Daniel Teixeira/Estadão
Daniel Teixeira/Estadão

Governo muda as regras para privatização da Raspadinha

Além de alterar o tempo de concessão de 25 para 15 anos, foi alterada também o perfil das empresas interessadas, que precisam comprovar que já operam loterias com volume de apostas igual ou superior a R$ 1,2 bi

Luci Ribeiro, O Estado de S.Paulo

17 de novembro de 2017 | 08h43

BRASÍLIA - O governo formalizou nesta sexta-feira, 17, as mudanças nor prazo de concessão para a iniciativa privada da Loteria Instantânea Exclusiva (Lotex), também conhecida como raspadinha. Agora, o prazo de concessão será de 15 anos e não mais 25 anos como inicialmente definido.

A mudança, realizada pelo Conselho do Programa de Parcerias de Investimentos da Presidência da República (PPI), foram divulgadas no Diário Oficial da União (DOU) desta sexta. Além do prazo de concessão, o governo decidiu mudar requisito sobre o nível de experiência com a operação de loterias que será exigido dos proponentes.

Com isso, os interessados na licitação deverão comprovar que já operam loterias cuja receita com a venda das apostas seja igual ou superior a R$ 1,2 bilhão, em período não superior a 12 meses corridos. Antes, a exigência era de uma receita mínima de R$ 100 milhões com a comercialização dos bilhetes.

O PPI informa na resolução que as alterações levaram em consideração as contribuições de "potenciais interessados" no leilão formalizadas no processo de consulta e audiência públicas do processo.

A concessão da Lotex à iniciativa privada integra o esforço de arrecadação do governo federal. A estimativa é de que a receita de tributos sobre as apostas dobre com a privatização, saltando rapidamente de R$ 6 bilhões para, pelo menos, R$ 12 bilhões - recurso que pode ajudar a reforçar o caixa do Tesouro nos próximos anos enquanto as contas públicas ainda deverão ficar no vermelho.

O governo prevê que a disputa pela concessão da Lotex envolva empresas internacionais com experiência no ramo de jogos eletrônico.

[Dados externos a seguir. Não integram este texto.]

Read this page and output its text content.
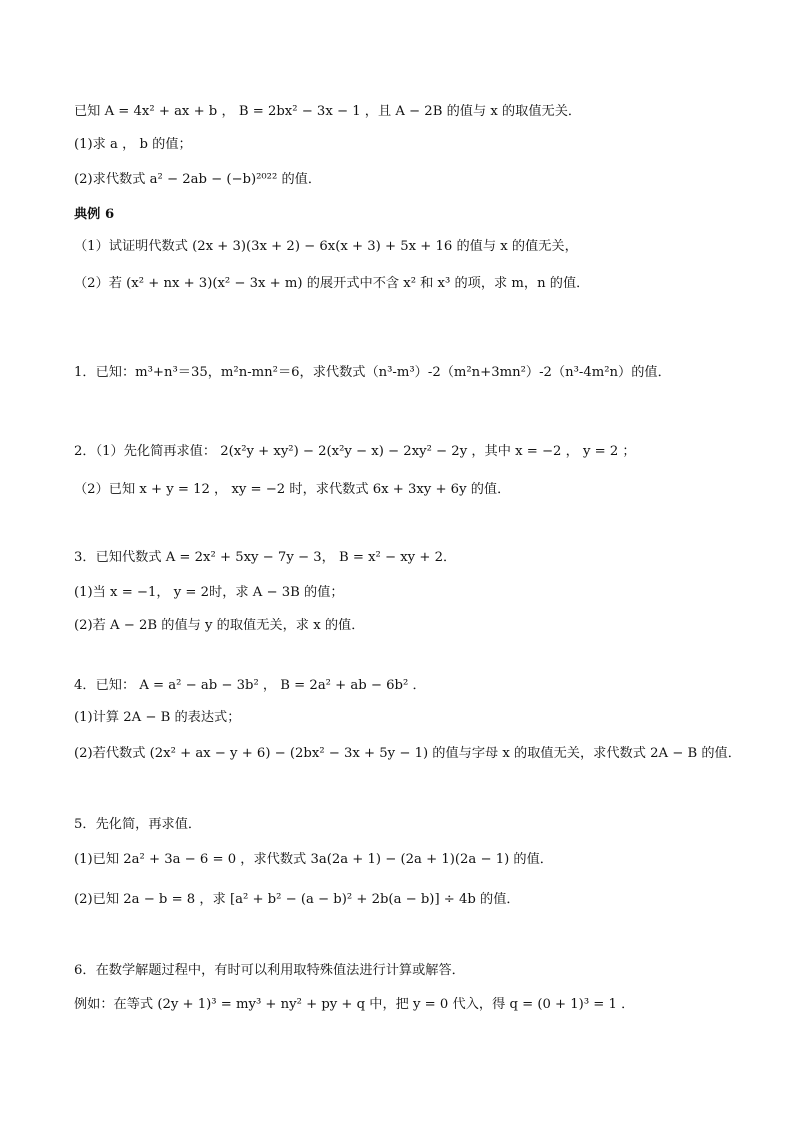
已知 A = 4x² + ax + b ， B = 2bx² − 3x − 1 ，且 A − 2B 的值与 x 的取值无关．
(1)求 a ， b 的值；
(2)求代数式 a² − 2ab − (−b)²⁰²² 的值．
典例 6
（1）试证明代数式 (2x + 3)(3x + 2) − 6x(x + 3) + 5x + 16 的值与 x 的值无关，
（2）若 (x² + nx + 3)(x² − 3x + m) 的展开式中不含 x² 和 x³ 的项，求 m，n 的值．
1．已知：m³+n³＝35，m²n-mn²＝6，求代数式（n³-m³）-2（m²n+3mn²）-2（n³-4m²n）的值．
2．（1）先化简再求值： 2(x²y + xy²) − 2(x²y − x) − 2xy² − 2y ，其中 x = −2 ， y = 2 ；
（2）已知 x + y = 12 ， xy = −2 时，求代数式 6x + 3xy + 6y 的值．
3．已知代数式 A = 2x² + 5xy − 7y − 3， B = x² − xy + 2．
(1)当 x = −1， y = 2时，求 A − 3B 的值；
(2)若 A − 2B 的值与 y 的取值无关，求 x 的值．
4．已知： A = a² − ab − 3b² ， B = 2a² + ab − 6b² ．
(1)计算 2A − B 的表达式；
(2)若代数式 (2x² + ax − y + 6) − (2bx² − 3x + 5y − 1) 的值与字母 x 的取值无关，求代数式 2A − B 的值．
5．先化简，再求值．
(1)已知 2a² + 3a − 6 = 0 ，求代数式 3a(2a + 1) − (2a + 1)(2a − 1) 的值．
(2)已知 2a − b = 8 ，求 [a² + b² − (a − b)² + 2b(a − b)] ÷ 4b 的值．
6．在数学解题过程中，有时可以利用取特殊值法进行计算或解答．
例如：在等式 (2y + 1)³ = my³ + ny² + py + q 中，把 y = 0 代入，得 q = (0 + 1)³ = 1 ．
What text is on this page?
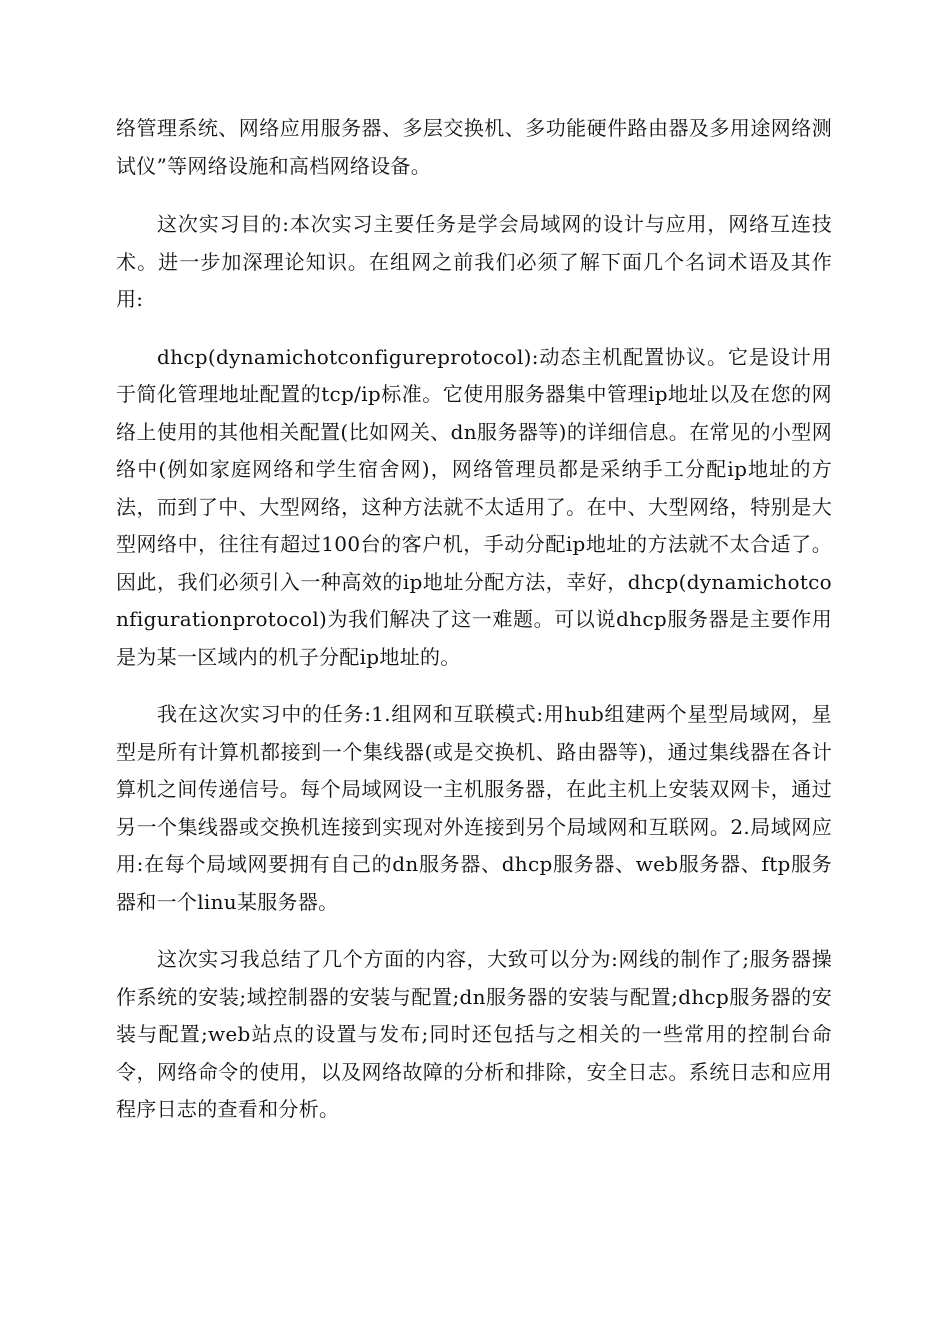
络管理系统、网络应用服务器、多层交换机、多功能硬件路由器及多用途网络测试仪”等网络设施和高档网络设备。

这次实习目的:本次实习主要任务是学会局域网的设计与应用，网络互连技术。进一步加深理论知识。在组网之前我们必须了解下面几个名词术语及其作用:

dhcp(dynamichotconfigureprotocol):动态主机配置协议。它是设计用于简化管理地址配置的tcp/ip标准。它使用服务器集中管理ip地址以及在您的网络上使用的其他相关配置(比如网关、dn服务器等)的详细信息。在常见的小型网络中(例如家庭网络和学生宿舍网)，网络管理员都是采纳手工分配ip地址的方法，而到了中、大型网络，这种方法就不太适用了。在中、大型网络，特别是大型网络中，往往有超过100台的客户机，手动分配ip地址的方法就不太合适了。因此，我们必须引入一种高效的ip地址分配方法，幸好，dhcp(dynamichotconfigurationprotocol)为我们解决了这一难题。可以说dhcp服务器是主要作用是为某一区域内的机子分配ip地址的。

我在这次实习中的任务:1.组网和互联模式:用hub组建两个星型局域网，星型是所有计算机都接到一个集线器(或是交换机、路由器等)，通过集线器在各计算机之间传递信号。每个局域网设一主机服务器，在此主机上安装双网卡，通过另一个集线器或交换机连接到实现对外连接到另个局域网和互联网。2.局域网应用:在每个局域网要拥有自己的dn服务器、dhcp服务器、web服务器、ftp服务器和一个linu某服务器。

这次实习我总结了几个方面的内容，大致可以分为:网线的制作了;服务器操作系统的安装;域控制器的安装与配置;dn服务器的安装与配置;dhcp服务器的安装与配置;web站点的设置与发布;同时还包括与之相关的一些常用的控制台命令，网络命令的使用，以及网络故障的分析和排除，安全日志。系统日志和应用程序日志的查看和分析。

Modelagem. O secretário de Acompanhamento Econômico do Ministério da Fazenda, Mansueto Almeida, afirmou em nota ao Estadão/Broadcast que a mudança no prazo de concessão, de 25 anos para 15 anos fez com que o leilão voltasse à modelagem original proposta pelo BNDES e o consórcio EY/Moyses&Pires/Zancan, com outorga de R$ 514 milhões. Pelo prazo anterior, de 25 anos, o valor mínimo da outorga seria de R$ 922 milhões.

Segundo Mansueto, ao longo das audiências e consultas públicas as empresas reclamaram muito do preço mínimo de outorga porque se tratava de um investimento de alto risco, um investimento greenfield, que exigiria um grande investimento para montar uma rede de 65 mil pontos de venda em cinco anos.

Ele destacou que a redução do prazo de concessão e do valor da outorga foi decisão tomada "por unanimidade" de todos os envolvidos no processo de modelagem da Lotex. Mansueto também disse que 65% da receita de venda dos bilhetes da Lotex voltará como prêmio para os apostadores e 16,7% será receita do governo, "o que torna o governo sócio do empreendimento".

O secretário esclareceu ainda a outra mudança publicada hoje pelo PPI sobre a Lotex. Ele explicou que, no caso da receita com vendas de bilhetes exigida para qualificar as empresas ou consórcio que queiram participar do leilão, foi alterado apenas o prazo. Antes o valor eram R$ 100 milhões com a comercialização de bilhetes por mês, o que em 12 meses seriam R$ 1,2 bilhão.

"Dada a flutuação que pode ocorrer nas vendas mensais, achamos melhor especificar essa exigência pela receita anual e não pela receita mensal, atendendo a sugestão da consulta pública", disse.

Mansueto aproveitou para destacar que o mais importante é que "esse leilão representa a abertura organizada do mercado de loterias do Brasil", com benefícios para o setor e maior arrecadação para o governo.

"Em pleno século XXI, não faz nenhum sentido econômico ter um mercado de loterias fechado, como é hoje o caso do Brasil, dado que se trata, inclusive de um serviço de concessão público que não é essencial. Como sabemos, maior concorrência é bom para empresas e consumidores", defendeu.

De acordo com o secretário, o processo da Lotex está ainda sob análise do Tribunal de Contas da União (TCU). Depois de aprovado, o edital será publicado e, passados 60 dias, o leilão será realizado.